The WSJ with MIT Sloan published an article today which appropriately describes one of the reasons I started working on Green Data Centers. After 14 years at Microsoft, 7 years at Apple, and 5 years at HP, I felt that it was time to do something different, and I quit with no idea what I was going to do.
One area I started working on and had an interest in was how many systems, especially home automation systems were put together for short term objectives of making the sale, and how frustrating it was for home owners when things broke to know the root cause of what broke and whether the repair actually really fixed the problem or systems were just rebooted to mask the problem. Which took me down the path of monitoring and metering. Narrowing down the area of what to focus on I discovered water well systems had the largest value impact to real estate values. Land without water isn't worth a whole lot, and there were plenty of high end real estate being built on large acreage on the top of the hills with great views.15% of US homes are on well water systems, and the percentage is higher for vacation/2nd homes/future retirement.
Then my paths crossed with Pat Kennedy, CEO and founder of OSIsoft. In our discussion of real estate monitoring systems, Pat mentioned the problem of energy consumption in data centers, and how he wanted to measure the power consumption of applications. Having worked on system software and power management for both Microsoft and Apple, I was thinking how to do this, and how difficult it was given almost all the focus on power management was on laptops. I remember in 1999, talking to Server OEMs about using Windows 2000 power management features and they just looked at me strange and asked why would you want to save energy on a server.
But, Pat hit on a good idea, I went back and thought about this more. Many of the same principles I was applying to home automation, water well monitoring systems applied to monitoring data centers.
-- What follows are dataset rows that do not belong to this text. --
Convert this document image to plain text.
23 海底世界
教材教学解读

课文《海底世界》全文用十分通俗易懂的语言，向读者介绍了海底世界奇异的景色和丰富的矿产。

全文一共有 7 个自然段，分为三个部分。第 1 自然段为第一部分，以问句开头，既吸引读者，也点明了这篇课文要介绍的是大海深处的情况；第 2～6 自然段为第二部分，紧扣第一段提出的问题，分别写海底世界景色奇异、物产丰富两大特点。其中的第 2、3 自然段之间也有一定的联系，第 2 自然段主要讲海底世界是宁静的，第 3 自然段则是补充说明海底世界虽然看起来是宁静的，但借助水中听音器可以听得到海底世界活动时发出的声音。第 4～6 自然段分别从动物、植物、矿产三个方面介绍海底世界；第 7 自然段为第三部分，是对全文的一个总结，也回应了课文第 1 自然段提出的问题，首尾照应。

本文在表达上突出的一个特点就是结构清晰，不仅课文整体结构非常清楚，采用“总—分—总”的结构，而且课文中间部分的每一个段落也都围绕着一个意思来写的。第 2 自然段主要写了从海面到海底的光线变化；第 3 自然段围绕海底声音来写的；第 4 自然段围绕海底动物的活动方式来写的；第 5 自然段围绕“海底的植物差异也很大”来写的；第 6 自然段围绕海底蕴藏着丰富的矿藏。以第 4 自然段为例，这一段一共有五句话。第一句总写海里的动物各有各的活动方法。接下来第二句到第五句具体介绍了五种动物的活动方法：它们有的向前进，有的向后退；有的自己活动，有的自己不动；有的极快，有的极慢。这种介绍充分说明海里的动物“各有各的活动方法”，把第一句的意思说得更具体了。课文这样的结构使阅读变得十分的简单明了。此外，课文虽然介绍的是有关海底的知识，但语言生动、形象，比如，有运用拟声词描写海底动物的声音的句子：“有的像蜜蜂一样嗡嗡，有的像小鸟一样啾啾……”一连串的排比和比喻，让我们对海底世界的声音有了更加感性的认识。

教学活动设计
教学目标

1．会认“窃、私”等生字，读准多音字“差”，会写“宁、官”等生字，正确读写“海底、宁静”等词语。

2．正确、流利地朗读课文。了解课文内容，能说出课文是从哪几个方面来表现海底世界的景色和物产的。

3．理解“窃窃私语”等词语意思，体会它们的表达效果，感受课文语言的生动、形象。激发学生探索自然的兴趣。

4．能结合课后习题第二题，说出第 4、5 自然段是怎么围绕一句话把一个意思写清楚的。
I researched this more, signed up for the EPA working group distribution, contacted more people, and even nominated the subject for a Microsoft internal Technical Readiness event with the help of Lewis Curtis and George Cerbone.
This last year has been an interesting ride, and I now write for TechNet Magazine, speak at a variety of events, consult with various companies, and I am back at Microsoft as a vendor working with a lot of people who are passionate about Green Data Centers.
My latest effort was to start with this blog, and get more information out there quickly and regularly on Green Data Centers.
Today is exactly my 18 month anniversary of leaving Microsoft and taking the risk to "Get Ahead by Going Backward"
How to Get Ahead
By Going Backward
December 1, 2007
When it comes to advancing a career, sometimes the best way to take a step forward is to take a step back.
For most people, a promotion is the cure for a stagnating career. They've accomplished and learned all they can at one job, so they aim for the next one up the ladder, hoping it will bring them bigger personal and financial rewards.
But a few pursue a much riskier strategy. Instead of trying to move up, they take a lower-level job that gives them valuable new skills and experience. They're prepared to accept a short-term loss of income and prestige, betting that the knowledge they gain will lead to a better job down the road.